Building the AEO function inside biotech
Biotech communications teams are typically small (one to four people) and split between IR, corporate communications, and medical affairs. AEO does not belong cleanly in any of those buckets. The function that emerges in well-run biotechs is a digital communications role that owns the website, the pipeline pages, the press release ecosystem, and the AEO measurement.
The role partners with IR on investor-facing content, with corporate communications on press releases and feature stories, and with medical affairs on scientific accuracy.
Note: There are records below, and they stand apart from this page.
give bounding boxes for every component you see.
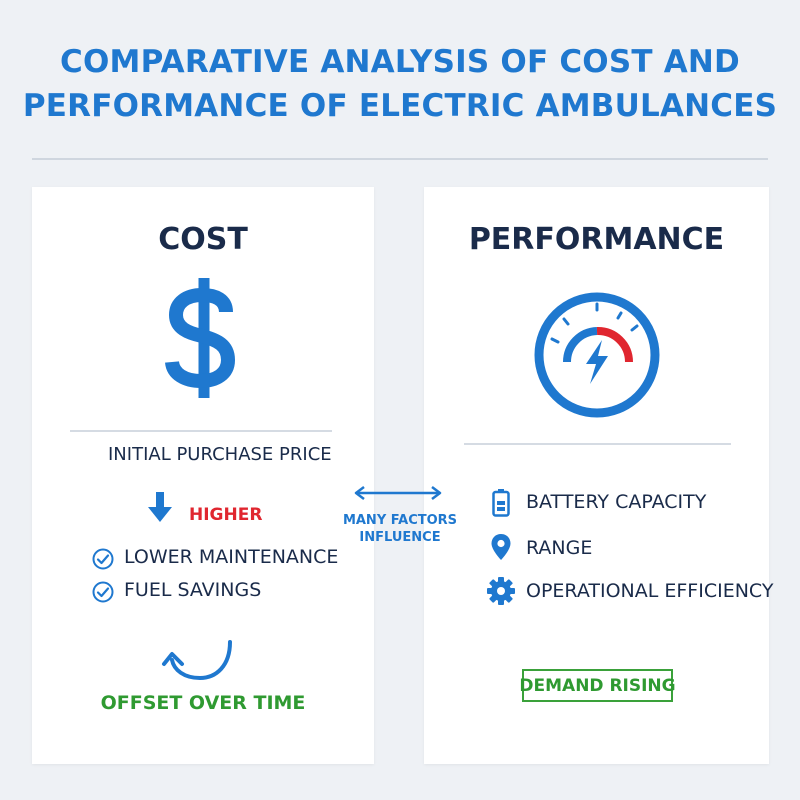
price-direction-higher: HIGHER bbox=[189, 505, 263, 525]
gear-icon bbox=[487, 577, 515, 605]
cost-heading: COST bbox=[158, 222, 248, 257]
location-pin-icon bbox=[491, 534, 511, 560]
check-circle-icon bbox=[92, 581, 114, 603]
benefit-fuel-savings: FUEL SAVINGS bbox=[124, 579, 262, 601]
page-title: COMPARATIVE ANALYSIS OF COST AND PERFORM… bbox=[0, 40, 800, 128]
battery-icon bbox=[492, 489, 510, 517]
check-circle-icon bbox=[92, 548, 114, 570]
connector-label-line-1: MANY FACTORS bbox=[342, 513, 458, 528]
demand-rising-badge: DEMAND RISING bbox=[519, 669, 676, 702]
factor-battery-capacity: BATTERY CAPACITY bbox=[526, 491, 707, 513]
circular-arrow-icon bbox=[162, 640, 232, 681]
cost-divider bbox=[70, 430, 332, 432]
offset-over-time-label: OFFSET OVER TIME bbox=[100, 692, 306, 714]
factor-operational-efficiency: OPERATIONAL EFFICIENCY bbox=[526, 580, 774, 602]
connector-label-line-2: INFLUENCE bbox=[359, 530, 441, 545]
benefit-lower-maintenance: LOWER MAINTENANCE bbox=[124, 546, 339, 568]
title-divider bbox=[32, 158, 768, 160]
factor-range: RANGE bbox=[526, 537, 593, 559]
arrow-down-icon bbox=[148, 492, 172, 522]
page-title-line-1: COMPARATIVE ANALYSIS OF COST AND bbox=[60, 44, 740, 80]
dollar-sign-icon bbox=[165, 278, 236, 398]
connector-label: MANY FACTORS INFLUENCE bbox=[340, 512, 460, 546]
initial-purchase-price-label: INITIAL PURCHASE PRICE bbox=[108, 444, 332, 465]
double-arrow-icon bbox=[354, 486, 442, 500]
gauge-bolt-icon bbox=[534, 292, 660, 418]
page-title-line-2: PERFORMANCE OF ELECTRIC AMBULANCES bbox=[22, 88, 778, 124]
performance-divider bbox=[464, 443, 731, 445]
performance-heading: PERFORMANCE bbox=[468, 222, 725, 257]
performance-card bbox=[424, 187, 769, 764]
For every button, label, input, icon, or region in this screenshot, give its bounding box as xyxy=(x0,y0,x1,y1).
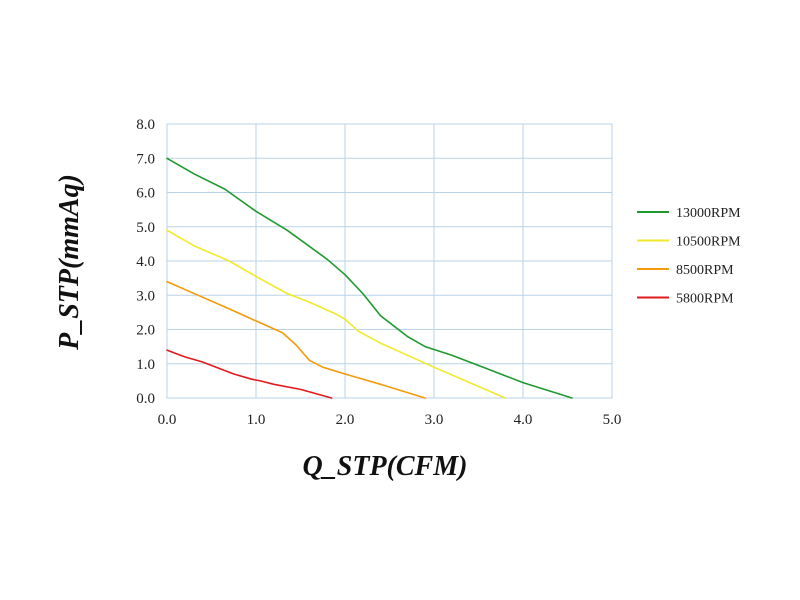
y-tick-label: 5.0 xyxy=(136,220,155,236)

The person needs enough scientific literacy to engage credibly with the medical affairs team and enough digital marketing background to execute the AEO mechanics.
For most biotechs, this is a new role. The existing IR person rarely has the time or the skill set, and the corporate communications person is usually focused on press relations rather than digital infrastructure. The right hire is someone with three to seven years of biotech communications experience and a clear track record of building digital presence.
The investment pays back. A biotech that invests in AEO over 18 to 24 months will have substantially more BD inbound, easier KOL engagement, and cleaner investor narrative than a peer company that did not. The cost is low compared to the rest of the operating budget, and the compounding nature of the work means it gets more valuable over time, not less.
The category is still early. The companies that build their AEO infrastructure in 2026 will be hard to displace by 2028. The window for cheap entry is open now and closing.